Meu marido, Devanir José de Carvalho, era militante desde a época do sindicato. Ele começou fazendo reuniões, ações, manifestações. Até esse momento, nós sabíamos o que estava acontecendo. Fomos para o Rio de Janeiro, onde ficamos morando por um tempo. Ele era militante do PCdoB. Depois, voltamos para São Paulo, onde ele entrou na Ala Vermelha. [Em 1969, desligou-se da Ala Vermelha e, com outros companheiros, fundou o Movimento Revolucionário Tiradentes (MRT) em outubro daquele ano]. O Carlos, meu filho mais velho, nasceu um pouco antes do golpe, em 2 março de 1964. E o Ernesto nasceu em 1968.

Em 1964, nós estávamos morando em São Paulo. E a militância do Devanir era tranquila. Ele participava de reunião na casa de um, de outro. Quando houve o golpe, eu estava de dieta do Carlos e tive que ir à casa do Derly [irmão de Devanir] para tirar as coisas dele de lá. Como ele era diretor do sindicato, houve intervenção e ele teve que fugir para não ser preso.
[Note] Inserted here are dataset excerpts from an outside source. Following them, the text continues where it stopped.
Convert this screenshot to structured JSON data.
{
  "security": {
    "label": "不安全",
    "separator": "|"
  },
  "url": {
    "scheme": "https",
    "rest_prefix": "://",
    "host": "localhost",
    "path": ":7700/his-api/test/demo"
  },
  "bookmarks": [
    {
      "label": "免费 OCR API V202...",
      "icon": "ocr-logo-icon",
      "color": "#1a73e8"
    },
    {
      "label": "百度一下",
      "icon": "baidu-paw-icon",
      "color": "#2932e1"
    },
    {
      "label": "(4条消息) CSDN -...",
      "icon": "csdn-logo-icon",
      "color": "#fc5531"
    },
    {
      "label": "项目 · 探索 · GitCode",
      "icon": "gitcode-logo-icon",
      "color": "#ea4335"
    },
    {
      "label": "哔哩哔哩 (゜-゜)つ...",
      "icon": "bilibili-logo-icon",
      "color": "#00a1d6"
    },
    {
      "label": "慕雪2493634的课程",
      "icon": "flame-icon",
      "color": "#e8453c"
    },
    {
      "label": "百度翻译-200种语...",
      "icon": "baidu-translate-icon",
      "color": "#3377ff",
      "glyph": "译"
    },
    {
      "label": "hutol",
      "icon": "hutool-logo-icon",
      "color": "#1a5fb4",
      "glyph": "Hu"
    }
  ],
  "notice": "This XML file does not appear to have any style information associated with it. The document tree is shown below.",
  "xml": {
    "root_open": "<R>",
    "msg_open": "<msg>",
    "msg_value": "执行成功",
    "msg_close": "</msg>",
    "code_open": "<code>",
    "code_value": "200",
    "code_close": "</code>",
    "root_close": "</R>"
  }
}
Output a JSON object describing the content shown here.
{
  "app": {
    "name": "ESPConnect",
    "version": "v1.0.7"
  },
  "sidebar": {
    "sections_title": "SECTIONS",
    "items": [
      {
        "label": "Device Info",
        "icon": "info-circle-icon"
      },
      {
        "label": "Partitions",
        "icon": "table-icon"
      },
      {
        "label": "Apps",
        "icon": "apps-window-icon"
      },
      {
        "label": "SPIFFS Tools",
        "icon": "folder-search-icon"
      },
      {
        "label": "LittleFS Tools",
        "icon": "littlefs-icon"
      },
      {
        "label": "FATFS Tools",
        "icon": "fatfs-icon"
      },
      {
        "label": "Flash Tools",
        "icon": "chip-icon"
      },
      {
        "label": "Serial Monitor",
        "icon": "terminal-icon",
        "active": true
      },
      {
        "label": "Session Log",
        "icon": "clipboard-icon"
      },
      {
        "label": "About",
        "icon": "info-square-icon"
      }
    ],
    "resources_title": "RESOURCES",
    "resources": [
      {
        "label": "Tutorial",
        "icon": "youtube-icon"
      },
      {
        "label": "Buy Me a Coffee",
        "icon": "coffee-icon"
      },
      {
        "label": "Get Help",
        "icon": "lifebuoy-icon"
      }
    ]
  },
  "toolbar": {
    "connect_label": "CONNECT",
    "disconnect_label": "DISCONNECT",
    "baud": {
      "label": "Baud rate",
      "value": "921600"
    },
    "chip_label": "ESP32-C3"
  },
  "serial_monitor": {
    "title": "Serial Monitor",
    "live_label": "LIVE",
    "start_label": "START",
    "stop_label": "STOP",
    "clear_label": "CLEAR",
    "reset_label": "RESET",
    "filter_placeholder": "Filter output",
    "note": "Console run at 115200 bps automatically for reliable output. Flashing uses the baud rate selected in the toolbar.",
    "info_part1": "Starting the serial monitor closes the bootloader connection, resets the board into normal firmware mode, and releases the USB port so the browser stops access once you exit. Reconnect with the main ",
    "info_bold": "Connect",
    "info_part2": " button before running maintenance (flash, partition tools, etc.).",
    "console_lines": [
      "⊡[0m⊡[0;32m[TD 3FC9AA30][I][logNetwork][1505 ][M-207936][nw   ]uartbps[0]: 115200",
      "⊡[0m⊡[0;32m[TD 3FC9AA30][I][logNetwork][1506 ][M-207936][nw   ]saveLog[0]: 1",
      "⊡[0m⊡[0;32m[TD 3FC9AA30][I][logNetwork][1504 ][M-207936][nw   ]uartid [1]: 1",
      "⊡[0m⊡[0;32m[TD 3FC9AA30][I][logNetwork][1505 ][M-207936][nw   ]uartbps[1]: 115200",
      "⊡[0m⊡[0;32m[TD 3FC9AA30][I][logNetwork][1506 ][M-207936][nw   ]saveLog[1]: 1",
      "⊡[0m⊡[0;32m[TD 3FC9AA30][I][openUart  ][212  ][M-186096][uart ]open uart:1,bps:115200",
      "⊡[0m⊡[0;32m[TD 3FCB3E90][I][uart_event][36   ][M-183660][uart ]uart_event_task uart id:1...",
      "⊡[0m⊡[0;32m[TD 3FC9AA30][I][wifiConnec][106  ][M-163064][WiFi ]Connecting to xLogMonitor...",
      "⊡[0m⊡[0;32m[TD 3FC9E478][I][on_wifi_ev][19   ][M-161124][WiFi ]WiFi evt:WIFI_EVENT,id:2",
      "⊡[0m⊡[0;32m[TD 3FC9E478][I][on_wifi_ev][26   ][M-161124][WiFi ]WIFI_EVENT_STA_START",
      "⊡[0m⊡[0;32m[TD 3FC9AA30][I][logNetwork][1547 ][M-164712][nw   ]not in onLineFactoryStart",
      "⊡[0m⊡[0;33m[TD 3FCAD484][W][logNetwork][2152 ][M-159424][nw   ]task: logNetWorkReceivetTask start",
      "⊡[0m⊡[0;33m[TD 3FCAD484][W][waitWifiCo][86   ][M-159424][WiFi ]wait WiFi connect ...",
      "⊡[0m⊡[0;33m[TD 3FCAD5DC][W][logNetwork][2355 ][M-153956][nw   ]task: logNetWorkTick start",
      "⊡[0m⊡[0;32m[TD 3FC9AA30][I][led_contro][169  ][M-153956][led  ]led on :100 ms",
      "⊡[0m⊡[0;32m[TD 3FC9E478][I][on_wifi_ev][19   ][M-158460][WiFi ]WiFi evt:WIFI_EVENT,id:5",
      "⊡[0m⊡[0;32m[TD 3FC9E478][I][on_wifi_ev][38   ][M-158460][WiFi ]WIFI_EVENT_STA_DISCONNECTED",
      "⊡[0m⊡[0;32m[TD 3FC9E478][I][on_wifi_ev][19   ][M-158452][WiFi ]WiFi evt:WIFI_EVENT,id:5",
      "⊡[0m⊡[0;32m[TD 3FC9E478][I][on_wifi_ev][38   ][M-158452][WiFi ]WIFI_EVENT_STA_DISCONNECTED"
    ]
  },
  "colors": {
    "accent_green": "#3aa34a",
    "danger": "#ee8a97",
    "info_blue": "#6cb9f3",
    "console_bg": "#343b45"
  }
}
Devanir trabalhou nas empresas Villares e Toyota. Em 1969, a coisa ficou mais complicada, porque companheiros começaram a ser presos e ele teve que entrar na clandestinidade. Na nossa vida, o que mudou com a entrada na clandestinidade foi que os garotos não podiam mais ir à escola, só se fosse com documento falso. O Carlos só pôde ir para a escola quando nos mudamos para o Chile, já aos 7 anos. Nesse período de clandestinidade, mesmo sem eles poderem ir à escola, eu procurava ter uma vida normal. O Devanir participava de reuniões, saía para fazer ações, mas a gente não sabia onde eles estavam.

Quando os irmãos do Devanir foram para o Chile [Derly, Daniel, Joel e Jairo foram presos em maio de 1969, ficaram incomunicáveis durante o mesmo período. Foram libertados (e banidos) em janeiro de 1971, em troca do embaixador suíço Giovanni Enrico Bucher] até os advogados diziam que era para o Devanir ir embora. Mas ele dizia: “Eu não vou desbundar. Se você quiser ir embora com os meninos, tudo bem, mas eu não vou”. Eu disse: “Não, tudo bem”. E fiquei até o final.

Desde que entramos na clandestinidade, em 1969, muita coisa mudou. Ficamos afastados da família. Eu não podia visitar meus pais, apenas tinha notícias. Moramos em vários lugares. Foram umas cinco casas. Nos mudávamos a toda hora e quando algum companheiro era preso, tínhamos que sair das casas só com a roupa do corpo e documento. Ficamos juntos até sua morte, em 1971.

O Carlos era o filho mais velho, então ele percebia mais o que se passava. Meus filhos não tinham muito contato com outras crianças, só em 1970 quando eu comecei ter amizade com uma vizinha e as crianças passaram a brincar no quintal com os filhos dela. Na nossa casa, tínhamos muitos documentos de militância. As crianças tinham acesso normal ao local onde os documentos ficavam, mas os vizinhos não. Então, ninguém de fora podia vir na nossa casa.

Também não podíamos ir ver nossas famílias. Um dia, em 1970, fomos de madrugada para visitar os pais do Devanir. Acho que foi a última vez que a mãe dele o viu. A notícia da prisão dele chegou da seguinte forma: nós tínhamos um ponto de emergência. Caso ele não chegasse em casa até tal hora, é porque havia sido preso e não iria voltar.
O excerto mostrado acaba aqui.